As can be seen on his many YouTube videos and at his website, markfenton.com, the “walkabouts” are a way to take an assessment of an area and see what can be done to encourage walking and bicycling as an alternative to driving. Money spent on improvements that encourage walking will pay out in the long run by preventing disease.

Three big risks for health include smoking cigarettes, poor nutrition, and poor physical activity, Fenton noted. Walking about 30 minutes a day is recommended by physicians to decrease chances of heart disease, Fenton noted.

The Van Buren “walkabout” will start at 10:30 a.m. April 19 at the Crawford County Library, 1409 Main St.

The Fort Smith “walkabout” will start at 2 p.m. April 19 at the former bakery downtown next to Hanna Gas & Oil and the Fort Smith National Cemetery.

The visit is a service of both the cities of Fort Smith and Van Buren and local private donors.

“To encourage economic growth, quality of life, and liveability, we want to look at ways we can improve community design to make Fort Smith attractive for recreation, business and residents,” Fort Smith Mayor Sandy Sanders notes in a news release from Frontier Metropolitan Organization.

A 7:30 a.m. breakfast April 20 will also be held for community leaders at the King Opera House in downtown Van Buren to go over the walkability assessment with Fenton.

In addition to his job as a planner and international travels speaking on trails, Fenton lectures at Harvard Medical School's Institute of Lifestyle Medicine course, "Active Lives: Transforming Ourselves and Our Patients.” He has engineering degrees from Massachusetts Institute of Technology and experience with communities across the nation.

Encouraging ways to grow communities in a way that allows for children to grow up active and healthy, and support mature residents to have safe transportation options are two of his main objectives.

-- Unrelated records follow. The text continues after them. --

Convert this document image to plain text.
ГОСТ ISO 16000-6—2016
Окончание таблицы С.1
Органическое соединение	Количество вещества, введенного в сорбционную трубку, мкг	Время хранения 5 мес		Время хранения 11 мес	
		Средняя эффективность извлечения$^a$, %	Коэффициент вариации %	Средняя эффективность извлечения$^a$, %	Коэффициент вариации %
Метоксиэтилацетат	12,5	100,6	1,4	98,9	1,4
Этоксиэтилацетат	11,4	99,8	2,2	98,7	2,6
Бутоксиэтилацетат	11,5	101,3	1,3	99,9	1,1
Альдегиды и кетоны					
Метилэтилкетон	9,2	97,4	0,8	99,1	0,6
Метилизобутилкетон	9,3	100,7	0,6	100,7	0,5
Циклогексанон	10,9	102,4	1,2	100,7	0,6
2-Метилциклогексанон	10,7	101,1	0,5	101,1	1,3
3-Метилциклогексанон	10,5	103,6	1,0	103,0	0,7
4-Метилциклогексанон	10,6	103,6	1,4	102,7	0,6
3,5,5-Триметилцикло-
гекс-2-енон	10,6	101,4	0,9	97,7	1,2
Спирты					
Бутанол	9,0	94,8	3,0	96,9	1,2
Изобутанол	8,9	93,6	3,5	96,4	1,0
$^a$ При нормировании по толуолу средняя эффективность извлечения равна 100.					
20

Groups that have made Fenton’s visit possible include the Frontier Metropolitan Planning Organization, Blue and You Foundation, and Hanna Oil & Gas. Fenton will work with the Metropolitan Planning Organization partners “to provide various training and workshops, listen to participants and establish action steps for creating settings that are safe, inviting and convenient for pedestrians.”